Note: The original version of this article incorrectly stated that there were 39 shows in the Autumn list, not 38. This has been corrected.
There’s a lot of gray area that can surround the performance of shows early on in a season, before hard stalker numbers roll in and make prior predictions fairly irrelevant with their impressive model. I’m interested in what some of these early and less-rigorous numbers can mean, both for disk sales and lower-cost indicators, and I’m slowly putting together a list of them for Fall 2013 to test against how the first volumes of disks actually sold, along with how big a sales boosts related print media got.* This post deals with very little of those, just outlines three dummy models against which all other indicators will be judged when I get around to it.
The first criterion for a bit of data having any real meaning is its ability to do better than guessing that is either random or very dumb, outperforming what is traditionally known as the null hypothesis. Let’s say you knew roughly what the anime market looked like in 2013, and were trying to build a model to try and guess how the 38 shows to on that list linked above would do. Let’s say you’re just interested in whether a show will sell more or less than 4000 copies, and you judge the success of your model by how well it’s able to peg which shows go over and which shows go under. For reference, 13 of the 38 had their first volume sell over 4000, so the “actual” over odds are about ~34%.**
Method 1: Flip a Coin (Randomly assign probability based on a 50% chance)
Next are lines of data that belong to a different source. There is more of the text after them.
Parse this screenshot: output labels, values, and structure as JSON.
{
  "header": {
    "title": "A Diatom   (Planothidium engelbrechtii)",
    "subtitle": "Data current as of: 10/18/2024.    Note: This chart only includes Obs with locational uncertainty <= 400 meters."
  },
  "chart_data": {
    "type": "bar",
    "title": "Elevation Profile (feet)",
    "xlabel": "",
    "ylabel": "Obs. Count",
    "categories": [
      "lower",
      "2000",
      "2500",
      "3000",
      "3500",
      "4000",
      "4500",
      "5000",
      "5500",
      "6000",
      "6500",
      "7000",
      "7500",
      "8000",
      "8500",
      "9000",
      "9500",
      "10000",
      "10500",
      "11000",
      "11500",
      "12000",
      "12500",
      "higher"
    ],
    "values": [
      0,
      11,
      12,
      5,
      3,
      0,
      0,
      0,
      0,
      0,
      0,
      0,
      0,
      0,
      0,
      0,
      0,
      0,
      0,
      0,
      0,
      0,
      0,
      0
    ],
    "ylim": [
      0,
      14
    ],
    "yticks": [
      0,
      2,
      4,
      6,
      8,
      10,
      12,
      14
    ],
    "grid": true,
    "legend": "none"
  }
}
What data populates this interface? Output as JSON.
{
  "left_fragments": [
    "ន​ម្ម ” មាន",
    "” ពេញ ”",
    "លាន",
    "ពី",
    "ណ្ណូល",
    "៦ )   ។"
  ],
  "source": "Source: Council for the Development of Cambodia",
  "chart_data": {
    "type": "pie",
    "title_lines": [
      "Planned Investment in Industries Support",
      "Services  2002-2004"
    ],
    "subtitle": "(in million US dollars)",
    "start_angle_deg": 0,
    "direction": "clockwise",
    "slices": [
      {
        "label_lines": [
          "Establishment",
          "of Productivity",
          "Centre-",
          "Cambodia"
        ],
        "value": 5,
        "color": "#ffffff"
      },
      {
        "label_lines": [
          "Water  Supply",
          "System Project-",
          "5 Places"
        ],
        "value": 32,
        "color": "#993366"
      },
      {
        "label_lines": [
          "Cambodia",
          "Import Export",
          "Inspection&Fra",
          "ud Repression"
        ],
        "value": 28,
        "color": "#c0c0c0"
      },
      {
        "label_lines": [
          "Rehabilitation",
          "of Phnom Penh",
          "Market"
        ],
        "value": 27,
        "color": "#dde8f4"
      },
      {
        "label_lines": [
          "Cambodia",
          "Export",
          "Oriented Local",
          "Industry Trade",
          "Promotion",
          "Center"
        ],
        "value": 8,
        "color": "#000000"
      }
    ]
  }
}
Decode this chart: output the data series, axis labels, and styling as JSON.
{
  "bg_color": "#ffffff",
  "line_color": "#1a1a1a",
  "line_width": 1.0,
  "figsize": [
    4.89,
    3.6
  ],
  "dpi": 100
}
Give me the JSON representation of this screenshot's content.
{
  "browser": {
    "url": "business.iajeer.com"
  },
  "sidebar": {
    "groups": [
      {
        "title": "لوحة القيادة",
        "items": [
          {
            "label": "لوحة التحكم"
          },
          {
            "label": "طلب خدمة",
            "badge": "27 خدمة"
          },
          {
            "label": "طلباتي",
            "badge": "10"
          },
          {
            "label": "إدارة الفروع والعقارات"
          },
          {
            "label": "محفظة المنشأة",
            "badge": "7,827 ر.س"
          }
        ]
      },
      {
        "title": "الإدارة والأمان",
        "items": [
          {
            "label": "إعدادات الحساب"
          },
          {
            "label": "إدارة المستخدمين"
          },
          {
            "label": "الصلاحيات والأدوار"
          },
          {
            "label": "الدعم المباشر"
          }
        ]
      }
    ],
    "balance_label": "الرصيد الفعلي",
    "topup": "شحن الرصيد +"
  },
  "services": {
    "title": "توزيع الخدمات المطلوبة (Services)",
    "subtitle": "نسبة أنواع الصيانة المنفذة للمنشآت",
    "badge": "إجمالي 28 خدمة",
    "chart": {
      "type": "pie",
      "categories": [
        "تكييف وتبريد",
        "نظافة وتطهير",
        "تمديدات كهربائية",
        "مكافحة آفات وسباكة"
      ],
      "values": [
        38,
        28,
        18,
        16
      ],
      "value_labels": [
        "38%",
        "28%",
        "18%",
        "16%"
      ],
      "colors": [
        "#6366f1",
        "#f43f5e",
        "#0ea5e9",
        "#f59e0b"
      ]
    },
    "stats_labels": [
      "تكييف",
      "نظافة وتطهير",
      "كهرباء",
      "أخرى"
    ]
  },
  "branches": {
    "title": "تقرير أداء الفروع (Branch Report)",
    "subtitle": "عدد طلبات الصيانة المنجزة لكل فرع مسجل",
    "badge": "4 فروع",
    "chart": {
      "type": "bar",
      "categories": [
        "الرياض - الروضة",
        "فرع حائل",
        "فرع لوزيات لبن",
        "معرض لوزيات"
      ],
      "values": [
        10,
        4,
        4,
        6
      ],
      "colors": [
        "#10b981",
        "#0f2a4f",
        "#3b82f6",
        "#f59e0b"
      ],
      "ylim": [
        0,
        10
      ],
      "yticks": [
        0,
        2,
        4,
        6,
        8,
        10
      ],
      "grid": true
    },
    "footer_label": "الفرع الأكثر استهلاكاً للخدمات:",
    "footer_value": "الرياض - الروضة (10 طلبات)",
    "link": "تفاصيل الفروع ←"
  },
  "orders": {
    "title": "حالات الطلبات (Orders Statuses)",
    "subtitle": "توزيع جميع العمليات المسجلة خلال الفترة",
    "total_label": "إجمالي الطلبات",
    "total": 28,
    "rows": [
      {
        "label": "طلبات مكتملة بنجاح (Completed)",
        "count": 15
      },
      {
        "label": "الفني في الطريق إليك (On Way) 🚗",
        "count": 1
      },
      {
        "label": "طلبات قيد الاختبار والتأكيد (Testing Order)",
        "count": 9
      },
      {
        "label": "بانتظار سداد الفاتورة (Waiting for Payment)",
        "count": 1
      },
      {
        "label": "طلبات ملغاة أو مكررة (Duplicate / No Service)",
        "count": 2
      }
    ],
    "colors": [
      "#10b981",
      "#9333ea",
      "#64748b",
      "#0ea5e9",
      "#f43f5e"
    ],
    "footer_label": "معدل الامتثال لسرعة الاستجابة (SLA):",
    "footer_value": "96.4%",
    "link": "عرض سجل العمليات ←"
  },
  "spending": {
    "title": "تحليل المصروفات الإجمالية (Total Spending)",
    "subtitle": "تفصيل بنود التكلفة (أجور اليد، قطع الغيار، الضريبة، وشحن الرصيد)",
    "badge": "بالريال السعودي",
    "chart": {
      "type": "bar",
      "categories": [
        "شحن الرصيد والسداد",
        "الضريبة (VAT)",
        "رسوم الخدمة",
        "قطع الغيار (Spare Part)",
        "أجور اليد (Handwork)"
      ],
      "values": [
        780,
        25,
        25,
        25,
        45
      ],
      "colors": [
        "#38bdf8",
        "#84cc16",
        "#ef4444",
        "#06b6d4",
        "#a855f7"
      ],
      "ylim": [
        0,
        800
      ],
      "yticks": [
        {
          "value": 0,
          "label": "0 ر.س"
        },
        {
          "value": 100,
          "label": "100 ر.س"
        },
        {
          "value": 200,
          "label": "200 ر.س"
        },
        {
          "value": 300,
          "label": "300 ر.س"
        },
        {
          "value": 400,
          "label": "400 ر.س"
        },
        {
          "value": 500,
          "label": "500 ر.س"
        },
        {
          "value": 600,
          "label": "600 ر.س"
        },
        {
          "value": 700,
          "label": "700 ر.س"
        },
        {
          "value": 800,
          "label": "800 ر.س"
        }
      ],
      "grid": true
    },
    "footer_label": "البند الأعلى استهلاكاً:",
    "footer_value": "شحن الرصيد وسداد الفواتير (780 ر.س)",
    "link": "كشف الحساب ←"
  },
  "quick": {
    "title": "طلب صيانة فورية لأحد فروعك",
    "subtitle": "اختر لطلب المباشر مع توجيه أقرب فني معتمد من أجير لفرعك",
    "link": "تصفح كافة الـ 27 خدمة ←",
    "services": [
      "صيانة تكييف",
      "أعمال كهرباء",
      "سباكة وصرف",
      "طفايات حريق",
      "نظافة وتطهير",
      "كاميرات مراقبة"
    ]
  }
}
In this case, you’re most likely to end up with 19 in each of the over/under categories. Since the odds of an over bet being right are 1/3 and the odds of an under bet being right are 2/3, this means that the most frequent number of correct guesses one would have here would be 19*.66+19*.34=19~19 correct guesses. That’s about a 50% accuracy rate.
Method 2: Play the Naive Odds (Assign weighted probability based on knowing, from historical precedent, that there’s about a 2/3 chance any given show will sell under 4000)
In this case, you end up with 13 in the over category, and 25 in the under category. Probabilities are the same as before, so you’ll wind up with an expected 25*.66+13*.34=20.9 correct guesses. That’s a ~55% accuracy rate.
Method 3: Play the Naive Odds Full Hog (Guess all of them will end up under 4000)
In this case, all 39 are in the under category, and we’ll see exactly 39*.66=25.7 of these 39 guesses to be correct, for a ~66% accuracy rate.
This is one of the basic checks I’ll be making against the various sets of data I’m currently collecting – can it do better than a smart blind man putting all his chips on black? It’s not the only way to measure usefulness; for example, if a dataset pegs the 5 top-selling shows of a season dead to rights in order, that’s a definite point in its favor, even if the rest of its top 10 are also-rans.*** However, if an indicator can’t beat dumb savvy, that’s a definite mark against it.
*As soon as there’s enough “after” data to really call that one – Tokyo Ravens’ first proper post-anime volume didn’t come out until this week.
***I’ll be looking to see what percentage of the top 5 series in normalized google traffic became the top 5 v1 sellers, what percentage of the top 10 became top 10 sellers, etc. Other metrics I know I’m including are Torne DVR Rankings [collected], Nico stream rankings (total viewers, percentage of 1s given, and total 1s given) [collecting, slowly], and myanimelist popularity and ranking for shows [will collect]. Those I know I can collect for enough of over the Fall 2013 sample to make it meaningful.